Pelo caminho temos um escaldante romance entre Honey e MG (Aubrey Plaza), que é polícia na esquadra da cidade, momentos de violência tão inesperados, extremos e gratuitos que são bons, problemas com a sobrinha e até um pai desaparecido que decide voltar para pedir a sua redenção. Tudo isto num argumento muito solto com desvios narrativos aleatórios que criam a ilusão de um noir complexo, mas que na realidade nunca o tenta ser, culminando num final quase perfeito onde o crime fica resolvido mas o mundo continua um lugar terrível, parecendo deixar pontas soltas de propósito para enfatizar essa mesma ideia ou para não abusar da attention span do público – mas acho que isso é outro mistério que nunca vamos descobrir.

As interpretações merecem destaque, e Margaret Qualley, sem dúvida, carrega esta história às costas, mas não está sozinha e a maioria das gargalhadas arrancadas pelo filme devem-se muito mais ao acting do que ao texto. Seria muito interessante ver Chris Evans mais vezes neste registo mais caricatural que desempenha muito bem e está excelente como reverendo Devlin. Assim como Charlie Day que, apesar de ser um veterano, fez-me rir todas as vezes com a sua running joke e timming perfeito. É um filme recheado de boas personagens com muito potencial e excelentes performances e que, por isso, deixa uma certa sensação de que foram subaproveitados.

“That’s a butter knife, Honey.”

Por outro lado, e para grande grande tristeza minha, a atuação que mais desapontou foi a de Aubrey Plaza, que apesar de pegar fogo com Margaret, abusa nos maneirismos e cria uma personagem muito simplista que realça o facto do seu papel não ter um grande desenvolvimento até à revelação final que acaba por parecer ainda mais tosca e súbita. Honey Don’t! é um daqueles casos de, e peço desculpa por usar mais uma vez uma expressão literária, “no plot, just vibes”. Mas é silly, tem sangue e sexo, como é que poderia não gostar?!
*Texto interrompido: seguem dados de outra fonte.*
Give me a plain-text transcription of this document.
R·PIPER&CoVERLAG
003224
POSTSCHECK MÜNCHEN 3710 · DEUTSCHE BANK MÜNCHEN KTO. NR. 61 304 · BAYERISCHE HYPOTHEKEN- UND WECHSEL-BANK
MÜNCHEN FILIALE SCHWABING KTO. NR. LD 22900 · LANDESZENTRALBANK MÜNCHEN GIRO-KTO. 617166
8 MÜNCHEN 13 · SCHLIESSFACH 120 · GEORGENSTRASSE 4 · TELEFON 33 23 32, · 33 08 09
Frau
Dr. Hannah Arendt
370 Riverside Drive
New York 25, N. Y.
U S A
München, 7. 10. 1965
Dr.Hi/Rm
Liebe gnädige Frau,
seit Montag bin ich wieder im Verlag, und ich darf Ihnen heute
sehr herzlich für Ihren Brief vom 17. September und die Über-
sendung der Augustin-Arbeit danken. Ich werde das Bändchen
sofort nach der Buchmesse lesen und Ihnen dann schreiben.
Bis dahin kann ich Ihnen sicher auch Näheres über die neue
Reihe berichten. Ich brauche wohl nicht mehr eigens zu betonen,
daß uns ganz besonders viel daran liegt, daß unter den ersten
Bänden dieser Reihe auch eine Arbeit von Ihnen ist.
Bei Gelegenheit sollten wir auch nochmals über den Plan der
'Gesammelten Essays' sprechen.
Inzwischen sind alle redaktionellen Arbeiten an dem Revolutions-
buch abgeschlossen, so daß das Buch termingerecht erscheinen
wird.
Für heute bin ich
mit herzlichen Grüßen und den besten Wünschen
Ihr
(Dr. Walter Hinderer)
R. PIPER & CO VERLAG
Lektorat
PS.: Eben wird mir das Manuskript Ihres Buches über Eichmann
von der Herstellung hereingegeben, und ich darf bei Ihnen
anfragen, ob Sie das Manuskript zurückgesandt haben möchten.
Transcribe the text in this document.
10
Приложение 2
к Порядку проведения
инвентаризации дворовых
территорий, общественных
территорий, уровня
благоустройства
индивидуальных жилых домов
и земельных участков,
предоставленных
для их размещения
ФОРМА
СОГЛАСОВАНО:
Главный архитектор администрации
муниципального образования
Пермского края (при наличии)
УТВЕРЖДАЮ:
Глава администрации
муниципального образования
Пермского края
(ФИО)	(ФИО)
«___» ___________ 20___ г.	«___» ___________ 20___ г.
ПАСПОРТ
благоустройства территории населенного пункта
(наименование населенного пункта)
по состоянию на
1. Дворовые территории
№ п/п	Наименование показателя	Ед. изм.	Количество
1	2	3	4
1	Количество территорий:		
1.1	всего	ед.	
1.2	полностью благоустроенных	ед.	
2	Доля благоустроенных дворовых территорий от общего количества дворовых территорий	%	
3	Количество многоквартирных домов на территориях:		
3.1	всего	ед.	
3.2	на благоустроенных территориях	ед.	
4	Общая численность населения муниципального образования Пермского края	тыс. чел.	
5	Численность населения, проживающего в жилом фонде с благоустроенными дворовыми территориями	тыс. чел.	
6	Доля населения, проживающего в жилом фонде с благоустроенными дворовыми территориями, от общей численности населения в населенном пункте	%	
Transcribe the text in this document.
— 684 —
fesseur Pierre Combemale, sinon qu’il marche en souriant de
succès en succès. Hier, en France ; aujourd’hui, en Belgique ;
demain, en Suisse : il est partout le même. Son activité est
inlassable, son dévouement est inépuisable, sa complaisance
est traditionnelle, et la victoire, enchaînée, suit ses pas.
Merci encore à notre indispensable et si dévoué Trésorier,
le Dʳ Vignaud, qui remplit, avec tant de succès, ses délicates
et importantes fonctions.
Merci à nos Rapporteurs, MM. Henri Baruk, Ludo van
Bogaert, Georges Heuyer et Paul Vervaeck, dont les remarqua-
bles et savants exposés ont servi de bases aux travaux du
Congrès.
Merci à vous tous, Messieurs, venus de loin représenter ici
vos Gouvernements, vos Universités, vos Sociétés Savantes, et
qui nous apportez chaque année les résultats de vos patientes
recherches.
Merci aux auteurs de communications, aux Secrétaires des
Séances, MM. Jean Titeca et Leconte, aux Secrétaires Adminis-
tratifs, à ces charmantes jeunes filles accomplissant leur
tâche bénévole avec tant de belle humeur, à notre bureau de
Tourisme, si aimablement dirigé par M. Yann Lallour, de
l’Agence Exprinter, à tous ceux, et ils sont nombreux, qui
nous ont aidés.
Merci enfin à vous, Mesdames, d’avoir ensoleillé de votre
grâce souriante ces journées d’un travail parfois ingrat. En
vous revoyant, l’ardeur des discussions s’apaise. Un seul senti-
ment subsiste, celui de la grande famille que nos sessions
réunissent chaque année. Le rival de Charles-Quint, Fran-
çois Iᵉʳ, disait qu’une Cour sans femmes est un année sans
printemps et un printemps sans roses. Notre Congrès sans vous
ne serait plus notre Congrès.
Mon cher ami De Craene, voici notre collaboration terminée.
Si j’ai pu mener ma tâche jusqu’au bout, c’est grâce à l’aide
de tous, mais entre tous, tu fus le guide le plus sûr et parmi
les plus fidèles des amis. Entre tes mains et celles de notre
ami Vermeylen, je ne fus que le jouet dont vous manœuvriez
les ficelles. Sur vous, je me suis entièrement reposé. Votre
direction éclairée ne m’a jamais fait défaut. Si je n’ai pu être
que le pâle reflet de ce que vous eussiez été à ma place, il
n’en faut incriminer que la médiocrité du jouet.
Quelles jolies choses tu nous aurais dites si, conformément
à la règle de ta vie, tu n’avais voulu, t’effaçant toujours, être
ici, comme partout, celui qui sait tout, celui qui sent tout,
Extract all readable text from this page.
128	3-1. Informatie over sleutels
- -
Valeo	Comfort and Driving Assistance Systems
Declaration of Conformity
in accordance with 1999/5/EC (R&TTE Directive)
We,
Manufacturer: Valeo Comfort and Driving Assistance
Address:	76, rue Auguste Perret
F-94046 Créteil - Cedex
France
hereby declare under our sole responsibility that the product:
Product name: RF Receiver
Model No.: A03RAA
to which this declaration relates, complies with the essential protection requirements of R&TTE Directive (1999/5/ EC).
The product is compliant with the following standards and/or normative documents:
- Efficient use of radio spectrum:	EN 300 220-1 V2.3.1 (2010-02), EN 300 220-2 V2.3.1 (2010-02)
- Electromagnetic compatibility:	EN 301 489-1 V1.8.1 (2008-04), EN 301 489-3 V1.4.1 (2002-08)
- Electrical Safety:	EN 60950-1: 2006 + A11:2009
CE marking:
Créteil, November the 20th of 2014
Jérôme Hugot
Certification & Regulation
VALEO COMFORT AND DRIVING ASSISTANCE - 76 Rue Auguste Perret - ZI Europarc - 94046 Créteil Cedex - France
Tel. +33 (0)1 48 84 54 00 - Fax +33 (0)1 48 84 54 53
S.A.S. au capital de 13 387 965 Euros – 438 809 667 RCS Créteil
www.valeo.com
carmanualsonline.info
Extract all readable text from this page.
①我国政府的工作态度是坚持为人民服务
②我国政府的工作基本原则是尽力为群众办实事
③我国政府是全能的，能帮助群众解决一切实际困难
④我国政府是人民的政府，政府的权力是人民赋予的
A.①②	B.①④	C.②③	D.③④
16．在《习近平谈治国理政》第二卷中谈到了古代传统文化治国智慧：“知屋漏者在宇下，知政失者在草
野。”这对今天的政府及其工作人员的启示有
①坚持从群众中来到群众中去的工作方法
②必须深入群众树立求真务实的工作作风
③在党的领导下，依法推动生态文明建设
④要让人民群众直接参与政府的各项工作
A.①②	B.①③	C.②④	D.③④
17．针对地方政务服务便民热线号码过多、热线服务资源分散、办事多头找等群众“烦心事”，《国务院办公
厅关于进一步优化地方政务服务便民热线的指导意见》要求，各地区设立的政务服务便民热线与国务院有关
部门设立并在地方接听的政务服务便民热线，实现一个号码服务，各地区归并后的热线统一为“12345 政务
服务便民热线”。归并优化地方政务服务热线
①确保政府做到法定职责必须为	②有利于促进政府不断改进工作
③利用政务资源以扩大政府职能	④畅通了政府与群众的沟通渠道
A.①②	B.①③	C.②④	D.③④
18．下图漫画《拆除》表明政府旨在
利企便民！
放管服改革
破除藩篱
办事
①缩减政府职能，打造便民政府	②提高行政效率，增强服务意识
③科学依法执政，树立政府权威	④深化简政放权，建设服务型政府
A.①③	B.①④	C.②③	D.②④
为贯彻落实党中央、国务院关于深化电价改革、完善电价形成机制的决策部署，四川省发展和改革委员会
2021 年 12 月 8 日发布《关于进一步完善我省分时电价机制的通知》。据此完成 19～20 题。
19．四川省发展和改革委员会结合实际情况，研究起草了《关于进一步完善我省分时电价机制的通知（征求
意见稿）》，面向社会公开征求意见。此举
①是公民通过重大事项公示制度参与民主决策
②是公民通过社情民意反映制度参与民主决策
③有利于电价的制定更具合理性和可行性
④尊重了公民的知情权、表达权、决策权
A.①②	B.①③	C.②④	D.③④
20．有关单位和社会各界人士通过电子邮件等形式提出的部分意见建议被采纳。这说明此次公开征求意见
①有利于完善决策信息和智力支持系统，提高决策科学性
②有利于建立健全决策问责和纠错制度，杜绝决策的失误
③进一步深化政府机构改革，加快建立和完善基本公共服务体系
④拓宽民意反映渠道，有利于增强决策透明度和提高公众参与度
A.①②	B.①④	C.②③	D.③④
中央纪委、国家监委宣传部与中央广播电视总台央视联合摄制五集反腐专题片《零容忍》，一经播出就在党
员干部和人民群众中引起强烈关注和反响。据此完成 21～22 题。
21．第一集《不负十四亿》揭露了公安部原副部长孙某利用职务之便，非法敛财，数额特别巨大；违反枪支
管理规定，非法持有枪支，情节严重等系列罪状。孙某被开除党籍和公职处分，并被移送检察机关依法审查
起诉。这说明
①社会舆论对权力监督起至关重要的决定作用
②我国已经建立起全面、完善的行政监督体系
É mais um estudo de personagens do que uma narrativa “redondinha”, mas as personagens são suficientemente interessantes e os atores fazem um trabalho exímio para nos deixar entretidos durante 89 minutos, enquanto aproveitam para deixar o seu comentário a uma América “esquecida”, a sua ferroada na política, na corrupção das instituições e ainda fazer uma sátira sobre liberdade sexual.

Se este filme é um pouco estranho, tem um humor muito específico e a bilheteira parece mostrar isso? Talvez sim, mas podem contar comigo para Go, Beavers!